Even as the core symptoms receded, we had to deal with their residue: she was embarrassed and a little ashamed. She increasingly spoke about how difficult it would be to explain her absence to her peers. Through a friend, we found another child psychiatrist, and, by some alignment of the stars, she was able to take us on right away.  After our first appointment, in her small office in an uptown apartment, she independently suggested the diagnosis of PANDAS.

With the central crisis over, we thought our daughter might be well enough to try CBT again. So the new psychiatrist, who was encouraging and gentle by nature, worked with me on strategies to make getting to school more palatable. Every morning, when her sister and Dad left for school, we two left as well, and walked a little closer to the building each day. It took over a month to make it the five-hundred-odd metres to the edge of school property. Then, in the evenings, we started walking through the playground. First just across the perimeter, then along a path, then straight through. Soon, she was going inside after school to have chats with the social worker, or visit with the librarian. 

Occasionally, while in the school, a teacher she knew would drop by to say hello. They made it look casual, as though these were chance visits, but in truth, they were all on board to bring her back. She was lucky she was such a well-loved student, and we were lucky that the school felt so committed to her.

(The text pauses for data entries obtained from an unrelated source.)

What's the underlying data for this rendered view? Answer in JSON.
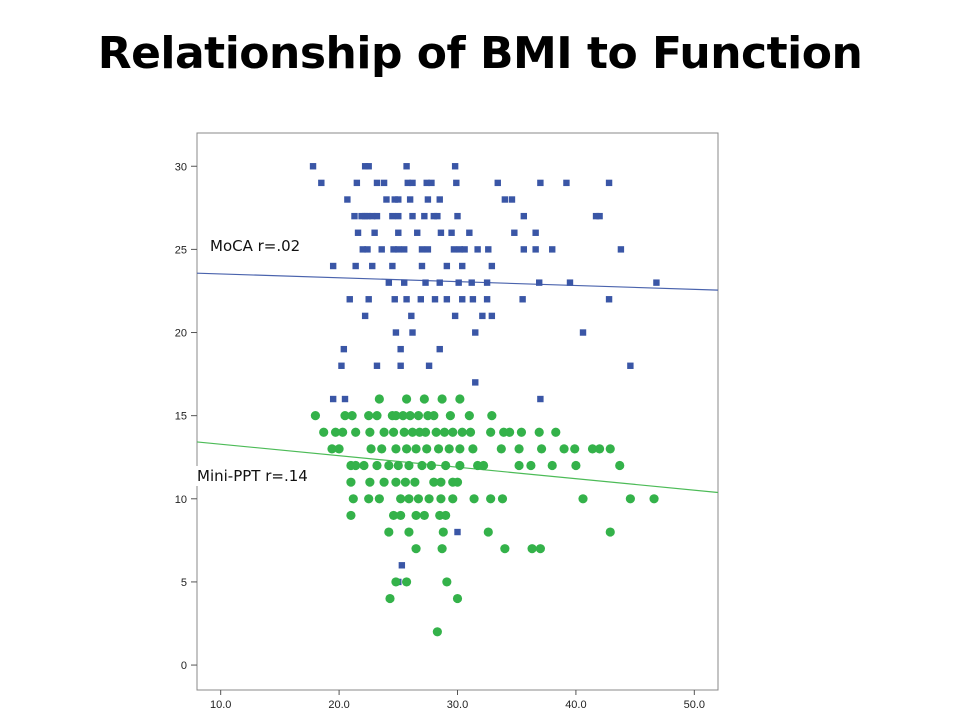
{
  "slide": {
    "title": "Relationship of BMI to Function"
  },
  "chart_data": {
    "type": "scatter",
    "title": "",
    "xlabel": "",
    "ylabel": "",
    "xlim": [
      8,
      52
    ],
    "ylim": [
      -1.5,
      32
    ],
    "x_ticks": [
      10,
      20,
      30,
      40,
      50
    ],
    "x_tick_labels": [
      "10.0",
      "20.0",
      "30.0",
      "40.0",
      "50.0"
    ],
    "y_ticks": [
      0,
      5,
      10,
      15,
      20,
      25,
      30
    ],
    "y_tick_labels": [
      "0",
      "5",
      "10",
      "15",
      "20",
      "25",
      "30"
    ],
    "grid": false,
    "plot_background": "#ffffff",
    "frame_color": "#888888",
    "series": [
      {
        "name": "MoCA",
        "marker": "square",
        "color": "#3a56a6",
        "points": [
          [
            17.8,
            30
          ],
          [
            22.2,
            30
          ],
          [
            22.5,
            30
          ],
          [
            25.7,
            30
          ],
          [
            29.8,
            30
          ],
          [
            18.5,
            29
          ],
          [
            21.5,
            29
          ],
          [
            23.2,
            29
          ],
          [
            23.8,
            29
          ],
          [
            25.8,
            29
          ],
          [
            26.2,
            29
          ],
          [
            27.4,
            29
          ],
          [
            27.8,
            29
          ],
          [
            29.9,
            29
          ],
          [
            33.4,
            29
          ],
          [
            37.0,
            29
          ],
          [
            39.2,
            29
          ],
          [
            42.8,
            29
          ],
          [
            20.7,
            28
          ],
          [
            24.0,
            28
          ],
          [
            24.7,
            28
          ],
          [
            25.0,
            28
          ],
          [
            26.0,
            28
          ],
          [
            27.5,
            28
          ],
          [
            28.5,
            28
          ],
          [
            34.0,
            28
          ],
          [
            34.6,
            28
          ],
          [
            22.2,
            27
          ],
          [
            23.2,
            27
          ],
          [
            25.0,
            27
          ],
          [
            26.2,
            27
          ],
          [
            28.0,
            27
          ],
          [
            21.3,
            27
          ],
          [
            21.9,
            27
          ],
          [
            22.4,
            27
          ],
          [
            22.8,
            27
          ],
          [
            24.5,
            27
          ],
          [
            27.2,
            27
          ],
          [
            28.3,
            27
          ],
          [
            30.0,
            27
          ],
          [
            35.6,
            27
          ],
          [
            41.7,
            27
          ],
          [
            42.0,
            27
          ],
          [
            21.6,
            26
          ],
          [
            23.0,
            26
          ],
          [
            25.0,
            26
          ],
          [
            26.6,
            26
          ],
          [
            28.6,
            26
          ],
          [
            29.5,
            26
          ],
          [
            31.0,
            26
          ],
          [
            34.8,
            26
          ],
          [
            36.6,
            26
          ],
          [
            22.0,
            25
          ],
          [
            22.4,
            25
          ],
          [
            23.6,
            25
          ],
          [
            24.6,
            25
          ],
          [
            25.0,
            25
          ],
          [
            25.5,
            25
          ],
          [
            27.0,
            25
          ],
          [
            27.5,
            25
          ],
          [
            29.7,
            25
          ],
          [
            30.2,
            25
          ],
          [
            30.6,
            25
          ],
          [
            31.7,
            25
          ],
          [
            32.6,
            25
          ],
          [
            35.6,
            25
          ],
          [
            36.6,
            25
          ],
          [
            38.0,
            25
          ],
          [
            43.8,
            25
          ],
          [
            19.5,
            24
          ],
          [
            21.4,
            24
          ],
          [
            22.8,
            24
          ],
          [
            24.5,
            24
          ],
          [
            27.0,
            24
          ],
          [
            29.1,
            24
          ],
          [
            30.4,
            24
          ],
          [
            32.9,
            24
          ],
          [
            24.2,
            23
          ],
          [
            25.5,
            23
          ],
          [
            27.3,
            23
          ],
          [
            28.5,
            23
          ],
          [
            30.1,
            23
          ],
          [
            31.2,
            23
          ],
          [
            32.5,
            23
          ],
          [
            36.9,
            23
          ],
          [
            39.5,
            23
          ],
          [
            46.8,
            23
          ],
          [
            20.9,
            22
          ],
          [
            22.5,
            22
          ],
          [
            24.7,
            22
          ],
          [
            25.7,
            22
          ],
          [
            26.9,
            22
          ],
          [
            28.1,
            22
          ],
          [
            29.1,
            22
          ],
          [
            30.4,
            22
          ],
          [
            31.3,
            22
          ],
          [
            32.5,
            22
          ],
          [
            35.5,
            22
          ],
          [
            42.8,
            22
          ],
          [
            22.2,
            21
          ],
          [
            26.1,
            21
          ],
          [
            29.8,
            21
          ],
          [
            32.1,
            21
          ],
          [
            32.9,
            21
          ],
          [
            24.8,
            20
          ],
          [
            26.2,
            20
          ],
          [
            31.5,
            20
          ],
          [
            40.6,
            20
          ],
          [
            20.4,
            19
          ],
          [
            25.2,
            19
          ],
          [
            28.5,
            19
          ],
          [
            20.2,
            18
          ],
          [
            23.2,
            18
          ],
          [
            25.2,
            18
          ],
          [
            27.6,
            18
          ],
          [
            44.6,
            18
          ],
          [
            31.5,
            17
          ],
          [
            19.5,
            16
          ],
          [
            20.5,
            16
          ],
          [
            37.0,
            16
          ],
          [
            30.0,
            8
          ],
          [
            25.3,
            6
          ],
          [
            25.0,
            5
          ]
        ],
        "trend": {
          "label": "MoCA r=.02",
          "color": "#4a63ad",
          "x": [
            8,
            52
          ],
          "y": [
            23.57,
            22.55
          ]
        }
      },
      {
        "name": "Mini-PPT",
        "marker": "circle",
        "color": "#34b24a",
        "points": [
          [
            18.0,
            15
          ],
          [
            20.5,
            15
          ],
          [
            21.1,
            15
          ],
          [
            22.5,
            15
          ],
          [
            23.2,
            15
          ],
          [
            24.5,
            15
          ],
          [
            24.8,
            15
          ],
          [
            25.4,
            15
          ],
          [
            26.0,
            15
          ],
          [
            26.7,
            15
          ],
          [
            27.5,
            15
          ],
          [
            28.0,
            15
          ],
          [
            29.4,
            15
          ],
          [
            31.0,
            15
          ],
          [
            32.9,
            15
          ],
          [
            23.4,
            16
          ],
          [
            25.7,
            16
          ],
          [
            27.2,
            16
          ],
          [
            28.7,
            16
          ],
          [
            30.2,
            16
          ],
          [
            18.7,
            14
          ],
          [
            19.7,
            14
          ],
          [
            20.3,
            14
          ],
          [
            21.4,
            14
          ],
          [
            22.6,
            14
          ],
          [
            23.8,
            14
          ],
          [
            24.6,
            14
          ],
          [
            25.5,
            14
          ],
          [
            26.2,
            14
          ],
          [
            26.8,
            14
          ],
          [
            27.3,
            14
          ],
          [
            28.2,
            14
          ],
          [
            28.9,
            14
          ],
          [
            29.6,
            14
          ],
          [
            30.4,
            14
          ],
          [
            31.1,
            14
          ],
          [
            32.8,
            14
          ],
          [
            33.9,
            14
          ],
          [
            34.4,
            14
          ],
          [
            35.4,
            14
          ],
          [
            36.9,
            14
          ],
          [
            38.3,
            14
          ],
          [
            19.4,
            13
          ],
          [
            20.0,
            13
          ],
          [
            22.7,
            13
          ],
          [
            23.6,
            13
          ],
          [
            24.8,
            13
          ],
          [
            25.7,
            13
          ],
          [
            26.5,
            13
          ],
          [
            27.4,
            13
          ],
          [
            28.4,
            13
          ],
          [
            29.3,
            13
          ],
          [
            30.2,
            13
          ],
          [
            31.3,
            13
          ],
          [
            33.7,
            13
          ],
          [
            35.2,
            13
          ],
          [
            37.1,
            13
          ],
          [
            39.0,
            13
          ],
          [
            39.9,
            13
          ],
          [
            41.4,
            13
          ],
          [
            42.0,
            13
          ],
          [
            42.9,
            13
          ],
          [
            21.0,
            12
          ],
          [
            21.4,
            12
          ],
          [
            22.1,
            12
          ],
          [
            23.2,
            12
          ],
          [
            24.2,
            12
          ],
          [
            25.0,
            12
          ],
          [
            25.9,
            12
          ],
          [
            27.0,
            12
          ],
          [
            27.8,
            12
          ],
          [
            29.0,
            12
          ],
          [
            30.2,
            12
          ],
          [
            31.7,
            12
          ],
          [
            32.2,
            12
          ],
          [
            35.2,
            12
          ],
          [
            36.2,
            12
          ],
          [
            38.0,
            12
          ],
          [
            40.0,
            12
          ],
          [
            43.7,
            12
          ],
          [
            21.0,
            11
          ],
          [
            22.6,
            11
          ],
          [
            23.8,
            11
          ],
          [
            24.8,
            11
          ],
          [
            25.6,
            11
          ],
          [
            26.4,
            11
          ],
          [
            28.0,
            11
          ],
          [
            28.6,
            11
          ],
          [
            29.6,
            11
          ],
          [
            30.0,
            11
          ],
          [
            21.2,
            10
          ],
          [
            22.5,
            10
          ],
          [
            23.4,
            10
          ],
          [
            25.2,
            10
          ],
          [
            25.9,
            10
          ],
          [
            26.7,
            10
          ],
          [
            27.6,
            10
          ],
          [
            28.6,
            10
          ],
          [
            29.6,
            10
          ],
          [
            31.4,
            10
          ],
          [
            32.8,
            10
          ],
          [
            33.8,
            10
          ],
          [
            40.6,
            10
          ],
          [
            44.6,
            10
          ],
          [
            46.6,
            10
          ],
          [
            21.0,
            9
          ],
          [
            24.6,
            9
          ],
          [
            25.2,
            9
          ],
          [
            26.5,
            9
          ],
          [
            27.2,
            9
          ],
          [
            28.5,
            9
          ],
          [
            29.0,
            9
          ],
          [
            24.2,
            8
          ],
          [
            25.9,
            8
          ],
          [
            28.8,
            8
          ],
          [
            32.6,
            8
          ],
          [
            42.9,
            8
          ],
          [
            26.5,
            7
          ],
          [
            28.7,
            7
          ],
          [
            34.0,
            7
          ],
          [
            36.3,
            7
          ],
          [
            37.0,
            7
          ],
          [
            24.8,
            5
          ],
          [
            25.7,
            5
          ],
          [
            29.1,
            5
          ],
          [
            24.3,
            4
          ],
          [
            30.0,
            4
          ],
          [
            28.3,
            2
          ]
        ],
        "trend": {
          "label": "Mini-PPT r=.14",
          "color": "#4cbb57",
          "x": [
            8,
            52
          ],
          "y": [
            13.42,
            10.38
          ]
        }
      }
    ]
  }
}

We set goals for her return. After Easter. For the Fun Fair. Before the end of the school year. We missed them all. Despite these failures, though, the trend was steadily up. All summer, she insisted she’d be going back with everyone else on the first day. She bought a new lunch bag and pencil case. She decided what she would wear.

The psychiatrist warned us not to get our hopes up. She was confident our daughter would be back full time by the end of October, but predicted a less than fifty percent chance it would happen the way we were hoping. She booked us an appointment for 10:30 on the morning of the first day of school, just in case.

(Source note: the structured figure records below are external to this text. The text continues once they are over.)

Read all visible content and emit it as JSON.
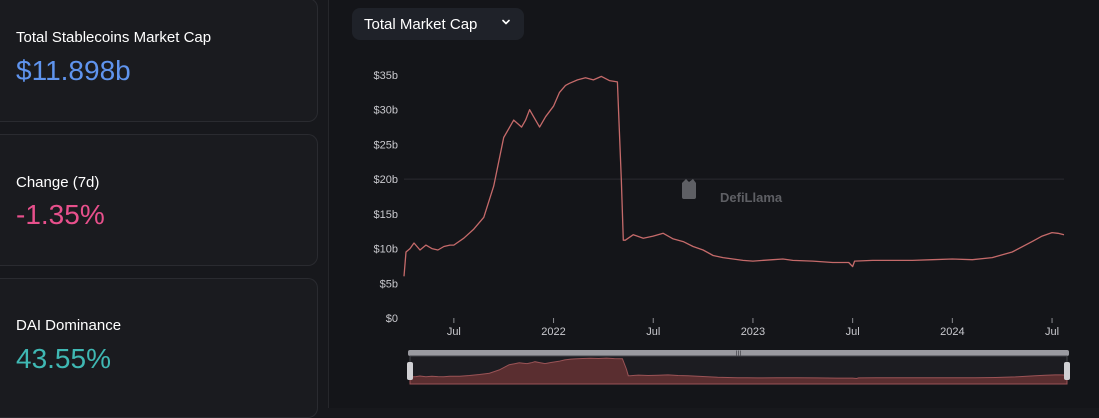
{
  "cards": {
    "total": {
      "label": "Total Stablecoins Market Cap",
      "value": "$11.898b",
      "color": "#5f94ee"
    },
    "change": {
      "label": "Change (7d)",
      "value": "-1.35%",
      "color": "#e8508c"
    },
    "dominance": {
      "label": "DAI Dominance",
      "value": "43.55%",
      "color": "#3fb8b3"
    }
  },
  "dropdown": {
    "label": "Total Market Cap",
    "icon": "chevron-down-icon"
  },
  "watermark": {
    "text": "DefiLlama",
    "icon": "llama-logo-icon"
  },
  "colors": {
    "line": "#c56a6a",
    "grid": "#2a2b30",
    "axis_text": "#c9c9ce"
  },
  "chart_data": {
    "type": "line",
    "title": "Total Market Cap",
    "ylim": [
      0,
      35
    ],
    "yticks": [
      "$0",
      "$5b",
      "$10b",
      "$15b",
      "$20b",
      "$25b",
      "$30b",
      "$35b"
    ],
    "xticks": [
      {
        "t": 2021.5,
        "label": "Jul"
      },
      {
        "t": 2022.0,
        "label": "2022"
      },
      {
        "t": 2022.5,
        "label": "Jul"
      },
      {
        "t": 2023.0,
        "label": "2023"
      },
      {
        "t": 2023.5,
        "label": "Jul"
      },
      {
        "t": 2024.0,
        "label": "2024"
      },
      {
        "t": 2024.5,
        "label": "Jul"
      }
    ],
    "xrange": [
      2021.25,
      2024.56
    ],
    "x": [
      2021.25,
      2021.26,
      2021.28,
      2021.3,
      2021.33,
      2021.36,
      2021.39,
      2021.42,
      2021.45,
      2021.48,
      2021.5,
      2021.55,
      2021.6,
      2021.65,
      2021.7,
      2021.75,
      2021.78,
      2021.8,
      2021.82,
      2021.84,
      2021.86,
      2021.88,
      2021.9,
      2021.93,
      2021.96,
      2022.0,
      2022.03,
      2022.06,
      2022.08,
      2022.12,
      2022.16,
      2022.2,
      2022.24,
      2022.28,
      2022.32,
      2022.34,
      2022.35,
      2022.36,
      2022.4,
      2022.45,
      2022.5,
      2022.55,
      2022.6,
      2022.65,
      2022.7,
      2022.75,
      2022.8,
      2022.85,
      2022.9,
      2022.95,
      2023.0,
      2023.1,
      2023.15,
      2023.2,
      2023.3,
      2023.4,
      2023.48,
      2023.5,
      2023.51,
      2023.6,
      2023.7,
      2023.8,
      2023.9,
      2024.0,
      2024.1,
      2024.2,
      2024.3,
      2024.4,
      2024.45,
      2024.5,
      2024.53,
      2024.56
    ],
    "y": [
      6.0,
      9.5,
      10.0,
      10.8,
      9.8,
      10.5,
      10.0,
      9.8,
      10.3,
      10.5,
      10.5,
      11.5,
      12.8,
      14.5,
      19.0,
      26.0,
      27.5,
      28.5,
      28.0,
      27.5,
      28.5,
      30.0,
      29.0,
      27.5,
      29.0,
      30.5,
      32.5,
      33.5,
      33.8,
      34.3,
      34.6,
      34.3,
      34.8,
      34.2,
      34.0,
      20.0,
      11.2,
      11.2,
      12.0,
      11.5,
      11.8,
      12.2,
      11.4,
      11.0,
      10.3,
      9.8,
      9.0,
      8.7,
      8.5,
      8.3,
      8.2,
      8.4,
      8.5,
      8.3,
      8.2,
      8.0,
      8.0,
      7.4,
      8.2,
      8.3,
      8.3,
      8.3,
      8.4,
      8.5,
      8.4,
      8.7,
      9.5,
      11.0,
      11.8,
      12.3,
      12.2,
      12.0
    ]
  }
}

But on that morning, our little girl woke with the normal excitement of the beginning of a new school year. She got dressed and packed her water bottle and snacks into her backpack. She met up with a friend and they walked together, a little ways ahead of her sister and me, to the school. It had been nine months since she’d last attended as a student. At the door of her classroom, she turned and smiled, and, without much fanfare, gave a small wave. That was it. She was back. It was as if nothing had happened, or, rather, as if something had happened, but it was over.